В то время Игнасио был крайне стеснен в средствах, но ему безумно хотелось чем-нибудь меня порадовать. Он преподносил мне все, что только могла позволить его бедность: картонную коробку, наполненную гусеницами тутового шелкопряда и листьями шелковицы, кулек жареных каштанов и клятвы в вечной любви, которые не уставал произносить, когда мы сидели с ним на траве под виадуком. Мы с Игнасио ходили слушать музыкантов, игравших в парке Оэсте, и катались на лодке в Ретиро по утрам в воскресенье, когда было солнечно. Мы не пропустили ни одного народного гулянья с качелями и шарманкой и могли без устали, как заведенные, танцевать чотис. Сколько вечеров мы провели в парке Вистильяс, сколько фильмов посмотрели в маленьких местных кинотеатрах, где билет стоил полторы песеты! Валенсийский оршад был для нас настоящей роскошью, а такси — вообще чем-то невероятным. Нежность Игнасио не была назойливой и в то же время не имела границ. Я стала для него небом и солнцем, самой прекрасной, лучшей на всем белом свете. Мои волосы, мое лицо, мои глаза. Мои руки, мои губы, мой голос. Все во мне казалось ему совершенным, и просто видеть меня являлось для него счастьем. Я слушала, что он мне говорил, смеялась, называя его дурачком, и благосклонно принимала все его изъявления любви.

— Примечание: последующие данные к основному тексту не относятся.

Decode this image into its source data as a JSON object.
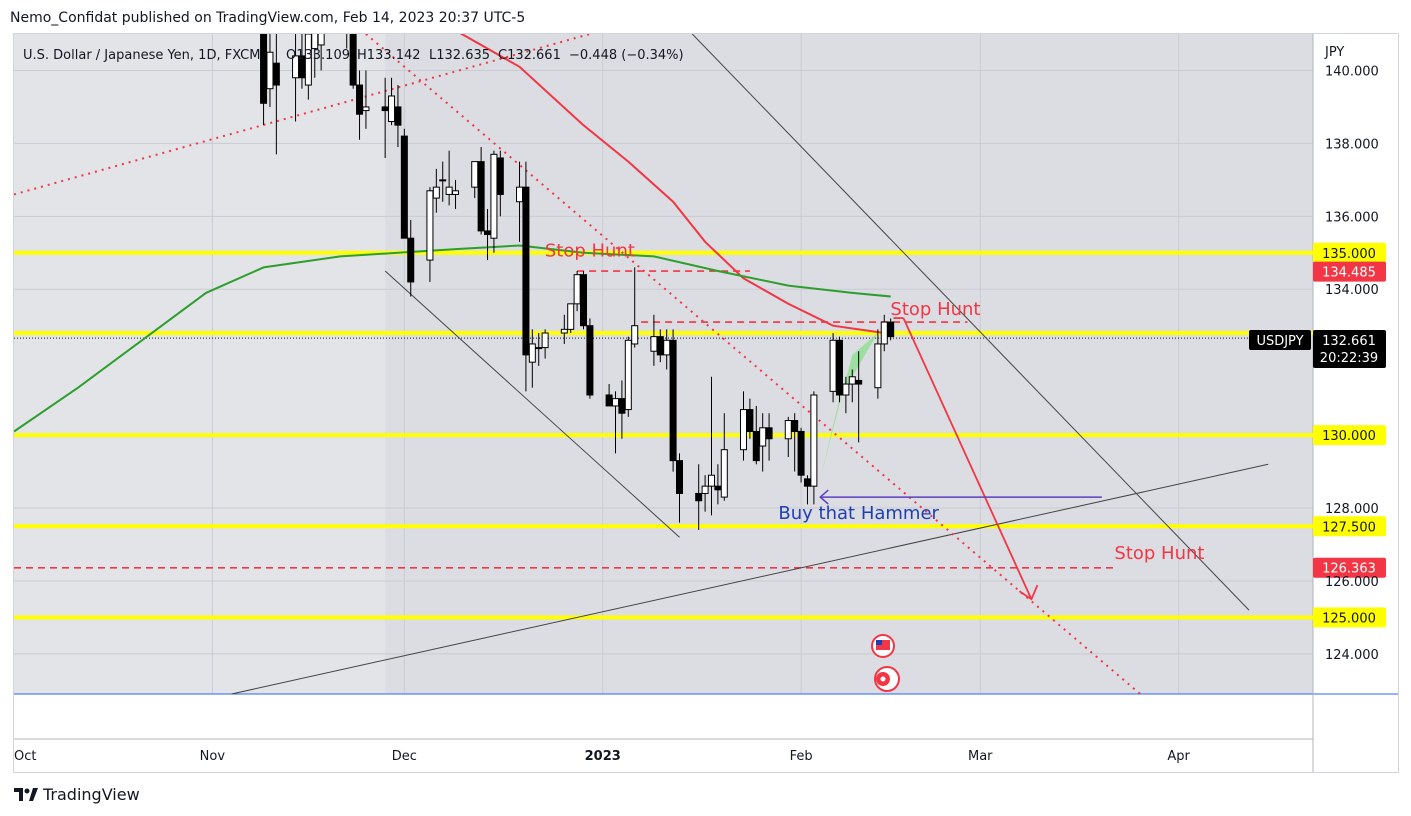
{
  "header": {
    "text": "Nemo_Confidat published on TradingView.com, Feb 14, 2023 20:37 UTC-5"
  },
  "legend": {
    "symbol_desc": "U.S. Dollar / Japanese Yen, 1D, FXCM",
    "open": "O133.109",
    "high": "H133.142",
    "low": "L132.635",
    "close": "C132.661",
    "change": "−0.448 (−0.34%)"
  },
  "currency_label": "JPY",
  "current_price": {
    "symbol": "USDJPY",
    "price": "132.661",
    "countdown": "20:22:39"
  },
  "footer": {
    "brand": "TradingView"
  },
  "colors": {
    "background": "#ffffff",
    "plot_bg": "#dcdde2",
    "yellow": "#ffff00",
    "red": "#f23645",
    "green": "#2e9e2e",
    "ma_red": "#f23645",
    "blue": "#1e3fb4",
    "candle_up": "#ffffff",
    "candle_down": "#000000",
    "purple": "#5b3fbf",
    "shadow_green": "#8ee08e"
  },
  "chart_data": {
    "type": "candlestick",
    "symbol": "USDJPY",
    "timeframe": "1D",
    "x_tick_labels": [
      "Oct",
      "Nov",
      "Dec",
      "2023",
      "Feb",
      "Mar",
      "Apr"
    ],
    "y_ticks": [
      124,
      126,
      128,
      134,
      136,
      138,
      140
    ],
    "y_tick_labels": [
      "124.000",
      "126.000",
      "128.000",
      "134.000",
      "136.000",
      "138.000",
      "140.000"
    ],
    "ylim": [
      122.9,
      141.0
    ],
    "candles": [
      {
        "d": "2022-11-09",
        "o": 146.1,
        "h": 146.8,
        "l": 138.5,
        "c": 139.1
      },
      {
        "d": "2022-11-10",
        "o": 139.5,
        "h": 141.2,
        "l": 139.0,
        "c": 140.5
      },
      {
        "d": "2022-11-11",
        "o": 140.2,
        "h": 141.4,
        "l": 137.7,
        "c": 139.6
      },
      {
        "d": "2022-11-14",
        "o": 139.8,
        "h": 141.0,
        "l": 138.6,
        "c": 140.4
      },
      {
        "d": "2022-11-15",
        "o": 140.4,
        "h": 141.0,
        "l": 139.5,
        "c": 139.8
      },
      {
        "d": "2022-11-16",
        "o": 139.6,
        "h": 141.3,
        "l": 139.2,
        "c": 141.0
      },
      {
        "d": "2022-11-17",
        "o": 140.6,
        "h": 141.5,
        "l": 139.8,
        "c": 141.1
      },
      {
        "d": "2022-11-18",
        "o": 140.7,
        "h": 141.3,
        "l": 140.0,
        "c": 141.4
      },
      {
        "d": "2022-11-21",
        "o": 141.5,
        "h": 142.4,
        "l": 141.0,
        "c": 142.1
      },
      {
        "d": "2022-11-22",
        "o": 142.0,
        "h": 142.3,
        "l": 140.6,
        "c": 141.2
      },
      {
        "d": "2022-11-23",
        "o": 141.4,
        "h": 141.6,
        "l": 139.5,
        "c": 139.6
      },
      {
        "d": "2022-11-24",
        "o": 139.6,
        "h": 140.0,
        "l": 138.1,
        "c": 138.8
      },
      {
        "d": "2022-11-25",
        "o": 138.9,
        "h": 140.0,
        "l": 138.4,
        "c": 139.0
      },
      {
        "d": "2022-11-28",
        "o": 139.0,
        "h": 139.8,
        "l": 137.6,
        "c": 138.9
      },
      {
        "d": "2022-11-29",
        "o": 138.6,
        "h": 139.8,
        "l": 138.5,
        "c": 139.3
      },
      {
        "d": "2022-11-30",
        "o": 139.0,
        "h": 139.6,
        "l": 137.9,
        "c": 138.5
      },
      {
        "d": "2022-12-01",
        "o": 138.2,
        "h": 138.4,
        "l": 135.4,
        "c": 135.4
      },
      {
        "d": "2022-12-02",
        "o": 135.4,
        "h": 135.9,
        "l": 133.8,
        "c": 134.2
      },
      {
        "d": "2022-12-05",
        "o": 134.8,
        "h": 136.8,
        "l": 134.2,
        "c": 136.7
      },
      {
        "d": "2022-12-06",
        "o": 136.5,
        "h": 137.3,
        "l": 136.1,
        "c": 136.8
      },
      {
        "d": "2022-12-07",
        "o": 137.0,
        "h": 137.5,
        "l": 136.4,
        "c": 137.0
      },
      {
        "d": "2022-12-08",
        "o": 136.6,
        "h": 137.8,
        "l": 136.3,
        "c": 136.8
      },
      {
        "d": "2022-12-09",
        "o": 136.6,
        "h": 137.0,
        "l": 136.2,
        "c": 136.7
      },
      {
        "d": "2022-12-12",
        "o": 136.8,
        "h": 137.5,
        "l": 136.5,
        "c": 137.5
      },
      {
        "d": "2022-12-13",
        "o": 137.5,
        "h": 137.9,
        "l": 135.5,
        "c": 135.6
      },
      {
        "d": "2022-12-14",
        "o": 135.6,
        "h": 136.2,
        "l": 134.8,
        "c": 135.5
      },
      {
        "d": "2022-12-15",
        "o": 135.4,
        "h": 137.8,
        "l": 135.0,
        "c": 137.7
      },
      {
        "d": "2022-12-16",
        "o": 137.6,
        "h": 137.8,
        "l": 136.0,
        "c": 136.6
      },
      {
        "d": "2022-12-19",
        "o": 136.4,
        "h": 137.5,
        "l": 135.3,
        "c": 136.8
      },
      {
        "d": "2022-12-20",
        "o": 136.8,
        "h": 137.5,
        "l": 131.2,
        "c": 132.2
      },
      {
        "d": "2022-12-21",
        "o": 132.0,
        "h": 132.9,
        "l": 131.3,
        "c": 132.5
      },
      {
        "d": "2022-12-22",
        "o": 132.4,
        "h": 132.8,
        "l": 131.9,
        "c": 132.4
      },
      {
        "d": "2022-12-23",
        "o": 132.4,
        "h": 132.9,
        "l": 132.1,
        "c": 132.8
      },
      {
        "d": "2022-12-26",
        "o": 132.8,
        "h": 133.3,
        "l": 132.5,
        "c": 132.9
      },
      {
        "d": "2022-12-27",
        "o": 132.9,
        "h": 133.6,
        "l": 132.8,
        "c": 133.6
      },
      {
        "d": "2022-12-28",
        "o": 133.6,
        "h": 134.5,
        "l": 133.4,
        "c": 134.4
      },
      {
        "d": "2022-12-29",
        "o": 134.4,
        "h": 134.5,
        "l": 132.9,
        "c": 133.0
      },
      {
        "d": "2022-12-30",
        "o": 133.0,
        "h": 133.2,
        "l": 131.0,
        "c": 131.1
      },
      {
        "d": "2023-01-02",
        "o": 131.1,
        "h": 131.4,
        "l": 130.8,
        "c": 130.8
      },
      {
        "d": "2023-01-03",
        "o": 130.8,
        "h": 131.2,
        "l": 129.5,
        "c": 131.0
      },
      {
        "d": "2023-01-04",
        "o": 131.0,
        "h": 131.5,
        "l": 129.9,
        "c": 130.6
      },
      {
        "d": "2023-01-05",
        "o": 130.7,
        "h": 132.7,
        "l": 130.5,
        "c": 132.6
      },
      {
        "d": "2023-01-06",
        "o": 132.5,
        "h": 134.6,
        "l": 132.4,
        "c": 133.0
      },
      {
        "d": "2023-01-09",
        "o": 132.3,
        "h": 133.3,
        "l": 131.9,
        "c": 132.7
      },
      {
        "d": "2023-01-10",
        "o": 132.7,
        "h": 132.9,
        "l": 132.0,
        "c": 132.2
      },
      {
        "d": "2023-01-11",
        "o": 132.2,
        "h": 132.9,
        "l": 131.8,
        "c": 132.6
      },
      {
        "d": "2023-01-12",
        "o": 132.6,
        "h": 132.9,
        "l": 129.0,
        "c": 129.3
      },
      {
        "d": "2023-01-13",
        "o": 129.3,
        "h": 129.5,
        "l": 127.6,
        "c": 128.4
      },
      {
        "d": "2023-01-16",
        "o": 128.4,
        "h": 129.2,
        "l": 127.4,
        "c": 128.2
      },
      {
        "d": "2023-01-17",
        "o": 128.4,
        "h": 128.9,
        "l": 127.9,
        "c": 128.6
      },
      {
        "d": "2023-01-18",
        "o": 128.6,
        "h": 131.6,
        "l": 127.8,
        "c": 128.9
      },
      {
        "d": "2023-01-19",
        "o": 128.6,
        "h": 129.2,
        "l": 128.1,
        "c": 128.5
      },
      {
        "d": "2023-01-20",
        "o": 128.3,
        "h": 130.6,
        "l": 128.2,
        "c": 129.6
      },
      {
        "d": "2023-01-23",
        "o": 129.6,
        "h": 131.2,
        "l": 129.3,
        "c": 130.7
      },
      {
        "d": "2023-01-24",
        "o": 130.7,
        "h": 131.0,
        "l": 129.9,
        "c": 130.1
      },
      {
        "d": "2023-01-25",
        "o": 130.1,
        "h": 130.8,
        "l": 129.2,
        "c": 129.3
      },
      {
        "d": "2023-01-26",
        "o": 129.7,
        "h": 130.6,
        "l": 129.0,
        "c": 130.2
      },
      {
        "d": "2023-01-27",
        "o": 130.2,
        "h": 130.6,
        "l": 129.3,
        "c": 129.9
      },
      {
        "d": "2023-01-30",
        "o": 129.9,
        "h": 130.5,
        "l": 129.4,
        "c": 130.4
      },
      {
        "d": "2023-01-31",
        "o": 130.4,
        "h": 130.6,
        "l": 129.0,
        "c": 130.1
      },
      {
        "d": "2023-02-01",
        "o": 130.1,
        "h": 130.2,
        "l": 128.7,
        "c": 128.9
      },
      {
        "d": "2023-02-02",
        "o": 128.8,
        "h": 128.9,
        "l": 128.1,
        "c": 128.6
      },
      {
        "d": "2023-02-03",
        "o": 128.6,
        "h": 131.2,
        "l": 128.1,
        "c": 131.1
      },
      {
        "d": "2023-02-06",
        "o": 131.2,
        "h": 132.8,
        "l": 130.9,
        "c": 132.6
      },
      {
        "d": "2023-02-07",
        "o": 132.6,
        "h": 132.7,
        "l": 130.9,
        "c": 131.1
      },
      {
        "d": "2023-02-08",
        "o": 131.1,
        "h": 131.6,
        "l": 130.6,
        "c": 131.4
      },
      {
        "d": "2023-02-09",
        "o": 131.4,
        "h": 131.8,
        "l": 130.9,
        "c": 131.6
      },
      {
        "d": "2023-02-10",
        "o": 131.5,
        "h": 132.3,
        "l": 129.8,
        "c": 131.4
      },
      {
        "d": "2023-02-13",
        "o": 131.3,
        "h": 132.9,
        "l": 131.0,
        "c": 132.5
      },
      {
        "d": "2023-02-14",
        "o": 132.5,
        "h": 133.3,
        "l": 132.3,
        "c": 133.1
      },
      {
        "d": "2023-02-15",
        "o": 133.1,
        "h": 133.2,
        "l": 132.6,
        "c": 132.7
      }
    ],
    "moving_averages": [
      {
        "name": "",
        "color": "#f23645",
        "points": [
          [
            "2022-11-11",
            142.9
          ],
          [
            "2022-11-21",
            142.5
          ],
          [
            "2022-11-30",
            141.8
          ],
          [
            "2022-12-09",
            141.1
          ],
          [
            "2022-12-19",
            140.1
          ],
          [
            "2022-12-29",
            138.5
          ],
          [
            "2023-01-05",
            137.5
          ],
          [
            "2023-01-12",
            136.4
          ],
          [
            "2023-01-17",
            135.3
          ],
          [
            "2023-01-23",
            134.3
          ],
          [
            "2023-01-30",
            133.6
          ],
          [
            "2023-02-06",
            133.0
          ],
          [
            "2023-02-14",
            132.8
          ]
        ]
      },
      {
        "name": "",
        "color": "#2e9e2e",
        "points": [
          [
            "2022-10-01",
            130.1
          ],
          [
            "2022-10-11",
            131.3
          ],
          [
            "2022-10-21",
            132.6
          ],
          [
            "2022-10-31",
            133.9
          ],
          [
            "2022-11-09",
            134.6
          ],
          [
            "2022-11-21",
            134.9
          ],
          [
            "2022-11-30",
            135.0
          ],
          [
            "2022-12-09",
            135.1
          ],
          [
            "2022-12-19",
            135.2
          ],
          [
            "2022-12-29",
            135.0
          ],
          [
            "2023-01-09",
            134.9
          ],
          [
            "2023-01-19",
            134.5
          ],
          [
            "2023-01-30",
            134.1
          ],
          [
            "2023-02-09",
            133.9
          ],
          [
            "2023-02-15",
            133.8
          ]
        ]
      }
    ],
    "horizontal_levels": [
      {
        "price": 135.0,
        "label": "135.000",
        "style": "yellow"
      },
      {
        "price": 130.0,
        "label": "130.000",
        "style": "yellow"
      },
      {
        "price": 127.5,
        "label": "127.500",
        "style": "yellow"
      },
      {
        "price": 125.0,
        "label": "125.000",
        "style": "yellow"
      },
      {
        "price": 132.8,
        "label": "",
        "style": "yellow"
      }
    ],
    "price_tags": [
      {
        "price": 134.485,
        "label": "134.485",
        "color": "#f23645"
      },
      {
        "price": 126.363,
        "label": "126.363",
        "color": "#f23645"
      }
    ],
    "annotations": [
      {
        "text": "Stop Hunt",
        "date": "2022-12-30",
        "price": 134.9,
        "color": "#f23645"
      },
      {
        "text": "Stop Hunt",
        "date": "2023-02-22",
        "price": 133.3,
        "color": "#f23645"
      },
      {
        "text": "Buy that Hammer",
        "date": "2023-02-10",
        "price": 127.7,
        "color": "#1e3fb4"
      },
      {
        "text": "Stop Hunt",
        "date": "2023-03-29",
        "price": 126.6,
        "color": "#f23645"
      }
    ],
    "dashed_levels": [
      {
        "price": 134.5,
        "from": "2022-12-28",
        "to": "2023-01-24",
        "color": "#f23645"
      },
      {
        "price": 133.1,
        "from": "2023-01-07",
        "to": "2023-02-27",
        "color": "#f23645"
      },
      {
        "price": 126.36,
        "from": "2022-10-01",
        "to": "2023-03-22",
        "color": "#f23645"
      }
    ],
    "trend_lines": [
      {
        "from": [
          "2022-11-28",
          134.5
        ],
        "to": [
          "2023-01-13",
          127.2
        ],
        "color": "#444444"
      },
      {
        "from": [
          "2023-01-15",
          141.0
        ],
        "to": [
          "2023-04-12",
          125.2
        ],
        "color": "#444444"
      },
      {
        "from": [
          "2022-11-04",
          122.9
        ],
        "to": [
          "2023-04-15",
          129.2
        ],
        "color": "#444444"
      }
    ],
    "dotted_lines": [
      {
        "from": [
          "2022-11-25",
          141.0
        ],
        "to": [
          "2023-03-26",
          122.9
        ],
        "color": "#f23645"
      },
      {
        "from": [
          "2022-10-01",
          136.6
        ],
        "to": [
          "2022-12-30",
          141.0
        ],
        "color": "#f23645"
      }
    ],
    "arrow": {
      "points": [
        [
          "2023-02-17",
          133.1
        ],
        [
          "2023-03-09",
          125.5
        ]
      ],
      "color": "#f23645"
    },
    "hammer_arrow": {
      "from": [
        "2023-03-20",
        128.3
      ],
      "to": [
        "2023-02-04",
        128.3
      ],
      "color": "#5b3fbf"
    },
    "shaded_wedge": [
      [
        "2023-02-04",
        128.8
      ],
      [
        "2023-02-07",
        131.0
      ],
      [
        "2023-02-13",
        132.8
      ],
      [
        "2023-02-09",
        132.2
      ]
    ]
  }
}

В ателье в то время, к несчастью, все переменилось. Жизнь становилась трудной, непредсказуемой. Вторая республика поколебала безмятежное благоденствие наших клиенток. В Мадриде обстановка накалилась, политическая жизнь кипела и неистово выплескивалась через край на каждом шагу. Аристократы до бесконечности продлевали свой отдых на северном побережье, предпочитая находиться как можно дальше от неспокойной и бурлящей столицы, где на всех площадях распространяли коммунистическую газету «Мундо обреро» и оборванные пролетарии с окраин как ни в чем не бывало появлялись даже на Пуэрта-дель-Соль. На улицах все реже показывались роскошные личные автомобили, и пышных праздников становилось все меньше. Пожилые дамы, одетые в траур, усердно молились о свержении Асаньи, а по вечерам, когда на улицах зажигались газовые фонари, слышались звуки выстрелов. Анархисты жгли церкви, фалангисты без раздумий хватались за пистолеты. Аристократы и крупные буржуа все чаще закрывали чехлами мебель, распускали прислугу, запирали ставни в своих домах и поспешно уезжали за границу, увозя с собой драгоценности, деньги и страхи и оплакивая изгнанного короля и те времена, когда в Испании царил дух покорности. Кто бы мог подумать тогда, что покорность вернется и без монархии…
В ателье доньи Мануэлы тем временем появлялось все меньше клиентов, заказов было мало, и делать становилось практически нечего. В такой ситуации оставался только один — мучительный, но неизбежный — выход: сначала одну за другой уволили учениц, затем лишились работы швеи, и в конце концов в ателье остались только хозяйка и мы с матерью. Однако после того как мы закончили последнее платье, заказанное маркизой де Энтрелагос, и целую неделю просидели без работы, слушая радио и тщетно дожидаясь клиентов, донья Мануэла, тяжело вздыхая, объявила нам, что вынуждена закрыть ателье.